And if the street parade isn’t enough fun, IRB’s annual Christmas Lighted Boat Parade rarely disappoints, as dozens of colorfully decorated sailing vessels converge south of the Holiday Inn just before dusk before heading north under the Walsingham Bridge, weaving their way through the fingers before finishing off at Harbor Drive North.

“Holiday boat parades are a Florida tradition,” Visit St Pete Clearwater states in a video on its website, noting waterways from Tarpon Springs to Dunedin to Treasure Island are filled with festively decorated vessels, from yachts to canoes, every year, and IRB is no different, with prizes being awarded to the top three finalists in three categories: 23 feet and under, 24 to 30 feet, and 31 feet-plus.

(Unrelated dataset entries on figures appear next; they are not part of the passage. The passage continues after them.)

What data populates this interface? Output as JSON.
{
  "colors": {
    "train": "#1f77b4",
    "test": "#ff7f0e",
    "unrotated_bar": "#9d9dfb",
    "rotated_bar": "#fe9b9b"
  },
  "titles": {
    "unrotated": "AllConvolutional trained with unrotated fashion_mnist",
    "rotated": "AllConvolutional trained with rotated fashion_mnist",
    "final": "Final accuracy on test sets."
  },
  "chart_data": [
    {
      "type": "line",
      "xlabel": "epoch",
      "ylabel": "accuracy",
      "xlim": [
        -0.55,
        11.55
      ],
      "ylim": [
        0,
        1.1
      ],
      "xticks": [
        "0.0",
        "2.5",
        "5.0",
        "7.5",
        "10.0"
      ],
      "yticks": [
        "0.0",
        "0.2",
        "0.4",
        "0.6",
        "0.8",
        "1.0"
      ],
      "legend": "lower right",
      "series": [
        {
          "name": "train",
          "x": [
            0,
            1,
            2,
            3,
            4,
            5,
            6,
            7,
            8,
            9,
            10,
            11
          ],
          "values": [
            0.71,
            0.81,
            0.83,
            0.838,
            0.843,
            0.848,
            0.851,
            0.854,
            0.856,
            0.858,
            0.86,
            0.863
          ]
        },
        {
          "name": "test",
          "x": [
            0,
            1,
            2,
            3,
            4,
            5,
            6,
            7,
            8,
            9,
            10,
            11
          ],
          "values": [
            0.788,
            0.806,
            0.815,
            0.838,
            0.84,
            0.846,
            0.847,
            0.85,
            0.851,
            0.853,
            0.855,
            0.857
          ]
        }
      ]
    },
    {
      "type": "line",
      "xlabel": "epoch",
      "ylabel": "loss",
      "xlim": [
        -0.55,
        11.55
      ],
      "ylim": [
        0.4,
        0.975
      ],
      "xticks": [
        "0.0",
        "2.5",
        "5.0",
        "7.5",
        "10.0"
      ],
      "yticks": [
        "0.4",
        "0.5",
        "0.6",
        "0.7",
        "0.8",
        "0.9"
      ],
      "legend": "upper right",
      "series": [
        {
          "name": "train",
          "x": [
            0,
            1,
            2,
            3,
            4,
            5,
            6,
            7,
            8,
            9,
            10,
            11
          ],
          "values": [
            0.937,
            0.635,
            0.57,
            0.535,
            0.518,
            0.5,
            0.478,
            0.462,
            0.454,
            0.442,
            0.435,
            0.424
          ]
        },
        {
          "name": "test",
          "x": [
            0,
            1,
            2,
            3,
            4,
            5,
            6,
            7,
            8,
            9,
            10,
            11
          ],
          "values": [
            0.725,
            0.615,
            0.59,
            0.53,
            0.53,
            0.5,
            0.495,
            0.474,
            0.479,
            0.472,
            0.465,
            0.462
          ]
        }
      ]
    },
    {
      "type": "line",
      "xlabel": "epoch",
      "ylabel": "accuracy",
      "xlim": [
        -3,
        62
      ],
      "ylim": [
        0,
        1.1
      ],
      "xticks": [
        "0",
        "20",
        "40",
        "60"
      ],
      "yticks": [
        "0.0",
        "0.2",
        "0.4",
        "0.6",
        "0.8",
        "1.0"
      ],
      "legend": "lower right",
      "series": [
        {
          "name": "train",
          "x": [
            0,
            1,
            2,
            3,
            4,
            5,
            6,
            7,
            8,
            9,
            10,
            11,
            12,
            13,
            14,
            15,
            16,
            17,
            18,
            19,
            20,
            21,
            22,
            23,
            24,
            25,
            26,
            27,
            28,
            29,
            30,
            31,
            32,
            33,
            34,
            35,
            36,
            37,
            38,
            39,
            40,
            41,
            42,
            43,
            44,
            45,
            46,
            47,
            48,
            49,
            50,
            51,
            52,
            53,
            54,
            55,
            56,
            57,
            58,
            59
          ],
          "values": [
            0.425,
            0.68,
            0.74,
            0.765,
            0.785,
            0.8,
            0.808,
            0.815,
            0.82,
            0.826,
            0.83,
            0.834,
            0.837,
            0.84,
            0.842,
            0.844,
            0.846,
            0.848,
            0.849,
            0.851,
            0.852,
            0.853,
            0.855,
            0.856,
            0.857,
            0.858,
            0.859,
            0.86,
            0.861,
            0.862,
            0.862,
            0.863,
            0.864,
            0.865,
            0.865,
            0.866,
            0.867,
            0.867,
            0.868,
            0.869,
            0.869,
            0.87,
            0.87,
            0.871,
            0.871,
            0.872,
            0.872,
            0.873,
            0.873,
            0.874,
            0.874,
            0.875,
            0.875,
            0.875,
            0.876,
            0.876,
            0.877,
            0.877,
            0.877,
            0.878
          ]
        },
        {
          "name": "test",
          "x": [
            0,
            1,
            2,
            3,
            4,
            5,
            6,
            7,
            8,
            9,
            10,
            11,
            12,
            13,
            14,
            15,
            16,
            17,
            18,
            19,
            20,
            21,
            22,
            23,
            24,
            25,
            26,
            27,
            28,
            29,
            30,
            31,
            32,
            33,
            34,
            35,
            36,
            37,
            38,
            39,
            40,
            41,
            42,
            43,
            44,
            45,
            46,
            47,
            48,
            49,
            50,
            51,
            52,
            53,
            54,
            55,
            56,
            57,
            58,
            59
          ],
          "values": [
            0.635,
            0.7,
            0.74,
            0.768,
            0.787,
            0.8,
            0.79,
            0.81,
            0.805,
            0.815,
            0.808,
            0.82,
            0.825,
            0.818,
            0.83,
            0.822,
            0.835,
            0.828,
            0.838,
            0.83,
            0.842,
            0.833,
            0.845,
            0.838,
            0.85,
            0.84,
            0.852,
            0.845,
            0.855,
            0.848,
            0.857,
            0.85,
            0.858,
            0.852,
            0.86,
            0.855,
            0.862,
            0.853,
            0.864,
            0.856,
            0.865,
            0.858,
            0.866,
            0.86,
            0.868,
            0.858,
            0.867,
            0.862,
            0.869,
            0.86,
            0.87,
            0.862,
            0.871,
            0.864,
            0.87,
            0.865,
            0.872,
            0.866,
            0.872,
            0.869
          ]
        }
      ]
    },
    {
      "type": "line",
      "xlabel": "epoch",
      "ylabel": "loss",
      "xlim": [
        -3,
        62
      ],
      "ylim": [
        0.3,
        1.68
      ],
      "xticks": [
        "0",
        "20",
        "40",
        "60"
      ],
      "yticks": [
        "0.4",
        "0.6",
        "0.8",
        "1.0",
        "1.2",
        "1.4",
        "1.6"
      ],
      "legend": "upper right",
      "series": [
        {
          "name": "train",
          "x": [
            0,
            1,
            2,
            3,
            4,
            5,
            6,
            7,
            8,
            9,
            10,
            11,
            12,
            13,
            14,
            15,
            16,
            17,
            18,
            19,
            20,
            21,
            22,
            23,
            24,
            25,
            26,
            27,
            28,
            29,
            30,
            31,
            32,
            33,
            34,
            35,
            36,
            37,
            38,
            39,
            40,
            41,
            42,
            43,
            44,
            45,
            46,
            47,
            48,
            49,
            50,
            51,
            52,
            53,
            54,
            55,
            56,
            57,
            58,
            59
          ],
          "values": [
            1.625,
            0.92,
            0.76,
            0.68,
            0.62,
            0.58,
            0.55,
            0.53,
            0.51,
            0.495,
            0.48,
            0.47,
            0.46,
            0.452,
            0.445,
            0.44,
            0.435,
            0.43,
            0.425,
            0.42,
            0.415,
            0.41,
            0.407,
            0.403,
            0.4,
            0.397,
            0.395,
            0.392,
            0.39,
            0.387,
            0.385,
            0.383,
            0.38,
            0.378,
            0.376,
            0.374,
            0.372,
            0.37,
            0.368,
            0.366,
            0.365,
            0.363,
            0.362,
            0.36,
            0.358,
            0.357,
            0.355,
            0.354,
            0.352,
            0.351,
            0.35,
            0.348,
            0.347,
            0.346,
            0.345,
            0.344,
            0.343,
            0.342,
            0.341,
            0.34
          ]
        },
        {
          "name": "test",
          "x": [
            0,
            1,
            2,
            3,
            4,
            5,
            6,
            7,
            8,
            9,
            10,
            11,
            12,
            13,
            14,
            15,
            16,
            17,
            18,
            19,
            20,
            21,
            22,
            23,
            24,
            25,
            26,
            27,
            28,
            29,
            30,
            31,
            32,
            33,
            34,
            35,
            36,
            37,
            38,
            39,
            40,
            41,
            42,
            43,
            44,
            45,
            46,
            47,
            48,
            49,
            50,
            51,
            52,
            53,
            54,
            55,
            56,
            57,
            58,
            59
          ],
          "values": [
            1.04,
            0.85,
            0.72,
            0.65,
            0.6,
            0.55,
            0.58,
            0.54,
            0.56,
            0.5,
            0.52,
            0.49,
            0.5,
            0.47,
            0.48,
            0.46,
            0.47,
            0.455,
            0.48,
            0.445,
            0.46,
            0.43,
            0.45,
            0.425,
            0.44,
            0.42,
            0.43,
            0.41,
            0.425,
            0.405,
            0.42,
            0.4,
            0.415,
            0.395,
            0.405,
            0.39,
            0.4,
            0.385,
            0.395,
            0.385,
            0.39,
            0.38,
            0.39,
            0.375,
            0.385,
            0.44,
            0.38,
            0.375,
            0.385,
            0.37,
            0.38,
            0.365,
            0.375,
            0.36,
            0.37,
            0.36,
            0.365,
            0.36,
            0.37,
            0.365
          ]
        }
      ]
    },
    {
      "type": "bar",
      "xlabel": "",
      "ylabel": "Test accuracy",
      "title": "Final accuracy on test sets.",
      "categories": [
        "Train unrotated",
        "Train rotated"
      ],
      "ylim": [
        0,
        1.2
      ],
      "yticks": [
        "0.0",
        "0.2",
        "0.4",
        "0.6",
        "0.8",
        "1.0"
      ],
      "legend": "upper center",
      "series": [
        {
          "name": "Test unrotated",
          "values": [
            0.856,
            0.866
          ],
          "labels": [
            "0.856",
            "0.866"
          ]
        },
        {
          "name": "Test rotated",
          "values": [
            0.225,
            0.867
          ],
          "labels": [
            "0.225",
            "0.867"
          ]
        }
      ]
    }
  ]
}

After being canceled in 2019 due to inclement weather and returning with a reduced capacity last year, city officials are expecting a larger turnout this year and are asking for patience while the Walsingham Bridge is closed for about 15 minutes at around 7 p.m. “We try to work it so we only have to close it once, so we keep the larger boats on the other side of the bridge,” Lorin Kornijtschuk said, noting the idea is to keep any traffic inconveniences to a minimum. Kornijtschuk said they currently have about 20 boats registered after having 38 entries last year, and she said they are “looking forward to a big return this year” while adding registration will remain open through the first week of December.